While you may be insured to drive your car, what happens if you're driving someone else's? The issue comes up quite frequently, whether you lend your car to a friend for the day or borrow a car to get to work. While it is perfectly legal to drive another car, whether or not you are insured is a different matter.
State laws regarding minimum required insurance differ, but looking at comprehensive auto insurance in general, the rule is as such: Insurance follows the car, not the driver, according to the Claims Journal.
While every case is different, the industry standard is that if you lend your car to someone, you are also lending your car insurance for the time being. It doesn't matter who is driving the car, just the fact that the car itself is insured. This means that if you get in a wreck while driving a friend's car, then your friend's insurance will pay for it.
There are other instances where the insurance question becomes harder to determine. For example, if your friend's insurance policy has limits, then what happens if the damages are greater than the policy limits?

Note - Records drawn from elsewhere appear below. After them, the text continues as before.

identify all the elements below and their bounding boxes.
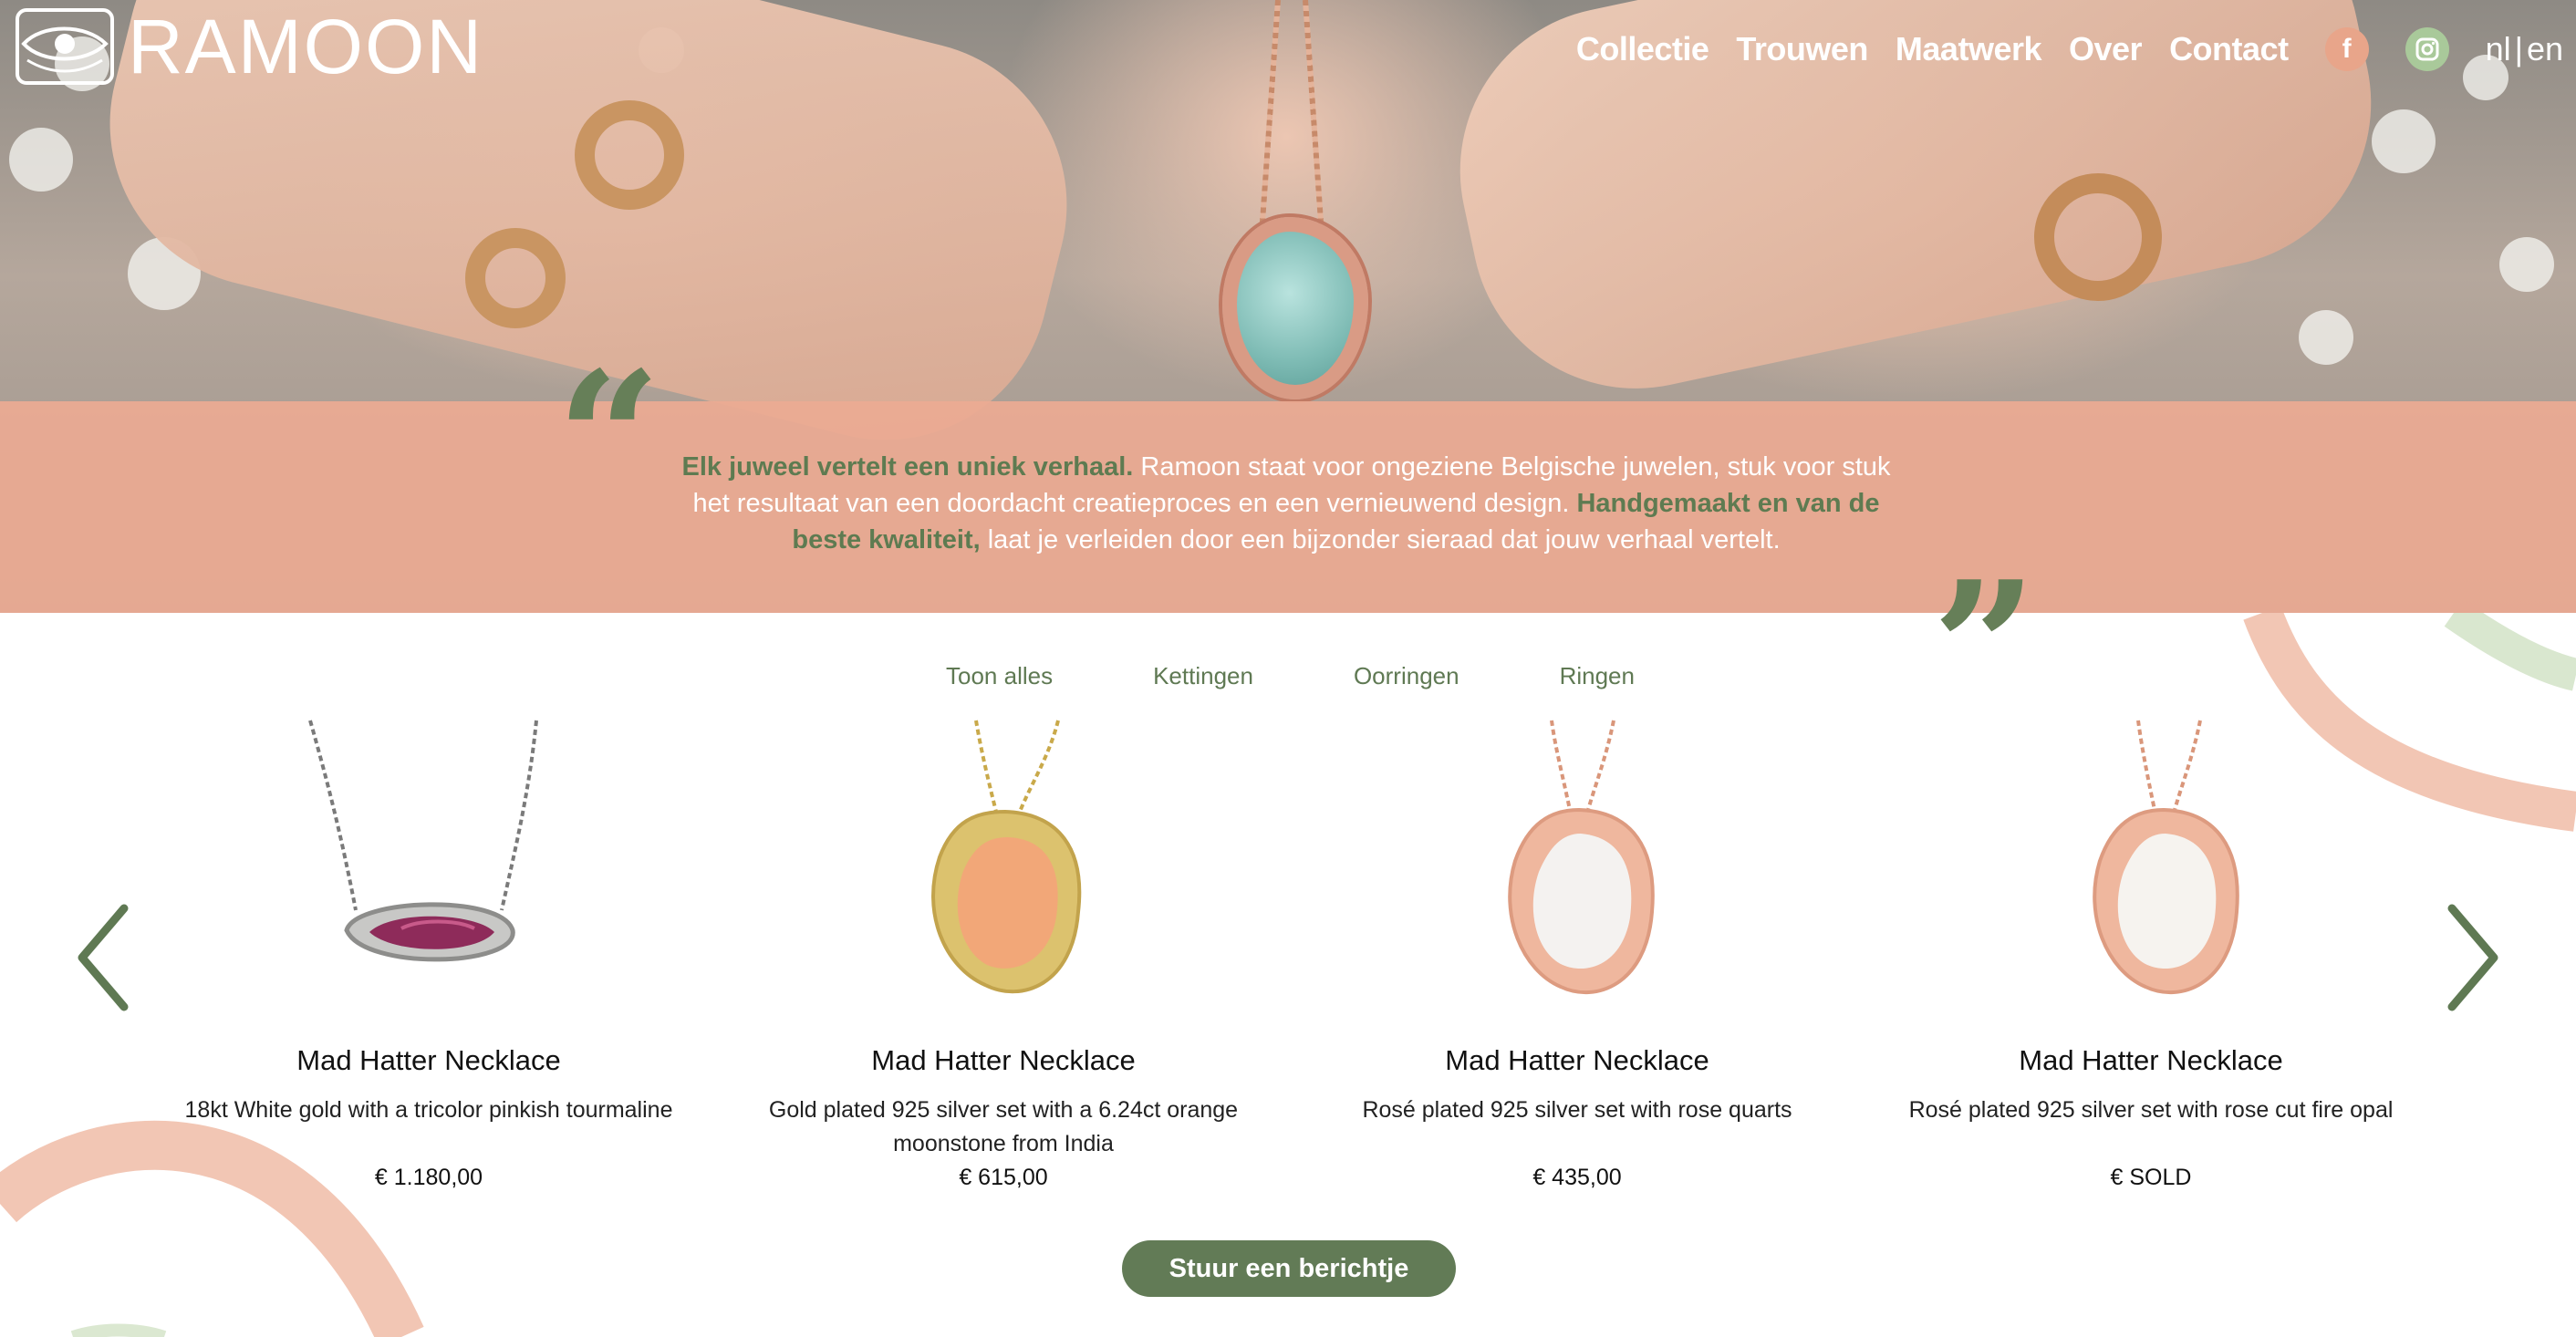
product-card[interactable]: Mad Hatter Necklace Rosé plated 925 silv… (1896, 711, 2406, 1191)
nav-link-contact[interactable]: Contact (2169, 30, 2289, 68)
product-card[interactable]: Mad Hatter Necklace 18kt White gold with… (173, 711, 684, 1191)
product-name: Mad Hatter Necklace (296, 1044, 561, 1076)
lang-en[interactable]: en (2527, 30, 2563, 68)
product-card[interactable]: Mad Hatter Necklace Gold plated 925 silv… (748, 711, 1259, 1191)
instagram-glyph (2415, 37, 2439, 61)
brand-name: RAMOON (128, 4, 483, 89)
product-price: € 615,00 (959, 1165, 1048, 1190)
brand-logo[interactable]: RAMOON (15, 7, 483, 86)
nav-link-over[interactable]: Over (2069, 30, 2143, 68)
nav-link-trouwen[interactable]: Trouwen (1736, 30, 1868, 68)
chevron-right-icon[interactable] (2439, 903, 2503, 1012)
send-message-button[interactable]: Stuur een berichtje (1122, 1240, 1456, 1297)
nav-link-collectie[interactable]: Collectie (1576, 30, 1709, 68)
product-description: 18kt White gold with a tricolor pinkish … (184, 1097, 673, 1123)
product-name: Mad Hatter Necklace (871, 1044, 1136, 1076)
product-description: Rosé plated 925 silver set with rose qua… (1362, 1097, 1792, 1123)
quote-open-icon: “ (556, 332, 662, 546)
language-switcher: nl | en (2486, 30, 2563, 68)
chevron-left-icon[interactable] (73, 903, 137, 1012)
lang-separator: | (2514, 30, 2523, 67)
filter-oorringen[interactable]: Oorringen (1354, 662, 1459, 690)
product-price: € 435,00 (1532, 1165, 1622, 1190)
category-filters: Toon alles Kettingen Oorringen Ringen (946, 662, 1735, 690)
filter-ringen[interactable]: Ringen (1560, 662, 1635, 690)
eye-logo-icon (16, 8, 114, 85)
facebook-icon[interactable]: f (2324, 27, 2369, 71)
product-description: Gold plated 925 silver set with a 6.24ct… (768, 1097, 1239, 1156)
instagram-icon[interactable] (2405, 27, 2449, 71)
green-curve-right (2444, 599, 2576, 691)
filter-kettingen[interactable]: Kettingen (1153, 662, 1253, 690)
brand-quote: Elk juweel vertelt een uniek verhaal. Ra… (666, 449, 1906, 558)
product-name: Mad Hatter Necklace (1445, 1044, 1709, 1076)
product-image-rose-quartz-necklace (1508, 720, 1655, 995)
product-image-moonstone-necklace (931, 720, 1082, 994)
quote-highlight-1: Elk juweel vertelt een uniek verhaal. (681, 452, 1134, 482)
filter-toon-alles[interactable]: Toon alles (946, 662, 1053, 690)
product-image-tourmaline-necklace (308, 720, 538, 962)
product-price: € SOLD (2110, 1165, 2192, 1190)
facebook-glyph: f (2342, 34, 2352, 64)
product-price: € 1.180,00 (374, 1165, 483, 1190)
product-description: Rosé plated 925 silver set with rose cut… (1908, 1097, 2394, 1123)
lang-nl[interactable]: nl (2486, 30, 2511, 68)
product-name: Mad Hatter Necklace (2019, 1044, 2283, 1076)
main-nav: Collectie Trouwen Maatwerk Over Contact … (1549, 27, 2563, 71)
pendant-image (1222, 217, 1368, 399)
quote-text-4: laat je verleiden door een bijzonder sie… (980, 525, 1781, 554)
product-card[interactable]: Mad Hatter Necklace Rosé plated 925 silv… (1322, 711, 1833, 1191)
green-curve-left (70, 1323, 167, 1337)
nav-link-maatwerk[interactable]: Maatwerk (1896, 30, 2042, 68)
product-image-fire-opal-necklace (2093, 720, 2239, 995)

If a limit is reached, then the remaining costs will fall to you and your insurance. Your insurance will be used as a secondary source of coverage, according to Esurance. If you do not have insurance, then you or your friend will have to pay the costs out of your own pockets.

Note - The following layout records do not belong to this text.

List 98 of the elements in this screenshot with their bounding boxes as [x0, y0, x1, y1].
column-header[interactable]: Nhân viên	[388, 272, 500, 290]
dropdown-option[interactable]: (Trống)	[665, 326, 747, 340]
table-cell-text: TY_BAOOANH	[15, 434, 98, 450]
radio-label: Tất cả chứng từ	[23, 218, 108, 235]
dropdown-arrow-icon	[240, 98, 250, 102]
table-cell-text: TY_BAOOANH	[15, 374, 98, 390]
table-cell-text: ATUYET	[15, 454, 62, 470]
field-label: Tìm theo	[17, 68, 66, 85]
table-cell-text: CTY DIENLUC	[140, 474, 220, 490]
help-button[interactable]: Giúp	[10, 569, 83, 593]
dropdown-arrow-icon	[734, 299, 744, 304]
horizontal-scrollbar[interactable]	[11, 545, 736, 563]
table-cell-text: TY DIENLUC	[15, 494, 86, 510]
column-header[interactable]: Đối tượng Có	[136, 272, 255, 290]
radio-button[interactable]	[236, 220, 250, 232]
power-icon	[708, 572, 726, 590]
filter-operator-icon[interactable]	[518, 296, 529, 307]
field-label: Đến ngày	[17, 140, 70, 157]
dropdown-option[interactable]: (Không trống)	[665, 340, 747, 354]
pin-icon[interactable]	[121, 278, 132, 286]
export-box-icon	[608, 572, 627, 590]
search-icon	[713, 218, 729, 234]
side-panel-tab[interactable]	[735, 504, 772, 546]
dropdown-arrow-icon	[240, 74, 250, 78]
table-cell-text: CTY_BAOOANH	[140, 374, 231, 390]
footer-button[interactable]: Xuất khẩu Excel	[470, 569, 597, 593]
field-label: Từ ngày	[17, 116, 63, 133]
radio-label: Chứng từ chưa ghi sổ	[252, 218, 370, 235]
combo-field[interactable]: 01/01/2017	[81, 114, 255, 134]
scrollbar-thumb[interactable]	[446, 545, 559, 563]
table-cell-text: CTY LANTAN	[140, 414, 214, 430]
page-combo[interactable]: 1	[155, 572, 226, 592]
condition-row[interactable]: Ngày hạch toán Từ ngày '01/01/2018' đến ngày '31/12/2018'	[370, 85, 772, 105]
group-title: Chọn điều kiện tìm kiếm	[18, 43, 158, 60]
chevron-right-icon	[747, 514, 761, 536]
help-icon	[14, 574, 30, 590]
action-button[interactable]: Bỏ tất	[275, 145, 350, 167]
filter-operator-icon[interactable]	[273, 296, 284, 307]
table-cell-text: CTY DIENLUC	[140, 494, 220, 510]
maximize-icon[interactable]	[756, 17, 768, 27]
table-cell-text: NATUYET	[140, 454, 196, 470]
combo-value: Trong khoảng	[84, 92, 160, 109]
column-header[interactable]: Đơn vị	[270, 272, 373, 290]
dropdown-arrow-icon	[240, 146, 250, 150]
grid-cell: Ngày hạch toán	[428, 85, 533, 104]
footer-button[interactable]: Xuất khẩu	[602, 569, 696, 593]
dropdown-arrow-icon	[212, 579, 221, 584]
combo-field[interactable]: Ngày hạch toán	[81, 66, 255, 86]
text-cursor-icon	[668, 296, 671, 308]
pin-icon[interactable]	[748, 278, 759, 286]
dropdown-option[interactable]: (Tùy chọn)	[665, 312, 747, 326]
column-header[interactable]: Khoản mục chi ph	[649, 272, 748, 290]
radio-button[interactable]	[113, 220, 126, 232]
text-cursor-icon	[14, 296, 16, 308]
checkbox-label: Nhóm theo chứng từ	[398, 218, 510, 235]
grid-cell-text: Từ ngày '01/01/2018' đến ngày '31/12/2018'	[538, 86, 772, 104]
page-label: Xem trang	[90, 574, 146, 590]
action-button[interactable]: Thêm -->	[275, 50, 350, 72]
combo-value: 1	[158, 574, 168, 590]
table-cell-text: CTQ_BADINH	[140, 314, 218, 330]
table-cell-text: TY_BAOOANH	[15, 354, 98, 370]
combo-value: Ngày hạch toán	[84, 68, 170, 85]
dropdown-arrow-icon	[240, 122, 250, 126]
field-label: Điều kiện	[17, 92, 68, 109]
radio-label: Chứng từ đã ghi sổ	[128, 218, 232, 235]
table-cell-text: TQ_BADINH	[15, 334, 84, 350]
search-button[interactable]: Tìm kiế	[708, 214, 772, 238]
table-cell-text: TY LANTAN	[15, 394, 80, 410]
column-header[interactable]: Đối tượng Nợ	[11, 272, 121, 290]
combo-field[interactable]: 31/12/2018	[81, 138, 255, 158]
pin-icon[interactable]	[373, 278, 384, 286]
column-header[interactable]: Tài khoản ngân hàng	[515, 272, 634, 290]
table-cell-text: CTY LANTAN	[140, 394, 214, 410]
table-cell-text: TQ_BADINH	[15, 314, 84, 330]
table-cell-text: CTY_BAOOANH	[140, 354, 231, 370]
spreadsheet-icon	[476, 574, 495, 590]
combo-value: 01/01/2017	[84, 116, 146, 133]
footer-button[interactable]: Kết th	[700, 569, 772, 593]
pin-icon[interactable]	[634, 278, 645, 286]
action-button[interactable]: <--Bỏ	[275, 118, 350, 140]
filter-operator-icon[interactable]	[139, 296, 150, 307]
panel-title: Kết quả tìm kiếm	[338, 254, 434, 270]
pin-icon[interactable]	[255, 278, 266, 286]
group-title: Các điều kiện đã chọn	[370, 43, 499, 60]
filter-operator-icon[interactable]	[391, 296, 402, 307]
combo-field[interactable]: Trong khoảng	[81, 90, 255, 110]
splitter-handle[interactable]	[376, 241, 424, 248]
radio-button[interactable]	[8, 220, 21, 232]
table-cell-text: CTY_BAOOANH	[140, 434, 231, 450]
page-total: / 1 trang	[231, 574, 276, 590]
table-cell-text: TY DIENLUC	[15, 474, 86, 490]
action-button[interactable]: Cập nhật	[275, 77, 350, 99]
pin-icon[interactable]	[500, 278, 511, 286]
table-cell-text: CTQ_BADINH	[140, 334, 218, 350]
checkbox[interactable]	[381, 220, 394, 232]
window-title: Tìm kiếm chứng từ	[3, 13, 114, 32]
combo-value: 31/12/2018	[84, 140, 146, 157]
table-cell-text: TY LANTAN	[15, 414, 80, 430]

It is important to check with your insurance company to see who and what is actually covered if you intend to loan your car or to drive a borrowed one. In the event of a severe accident, damages and expenses will have to be paid for somehow. If you fall through the cracks and don't have the proper insurance, then you could be left footing the bill. Also, any accidents that involve your car will likely increase your auto insurance rates - even if you were not the one driving.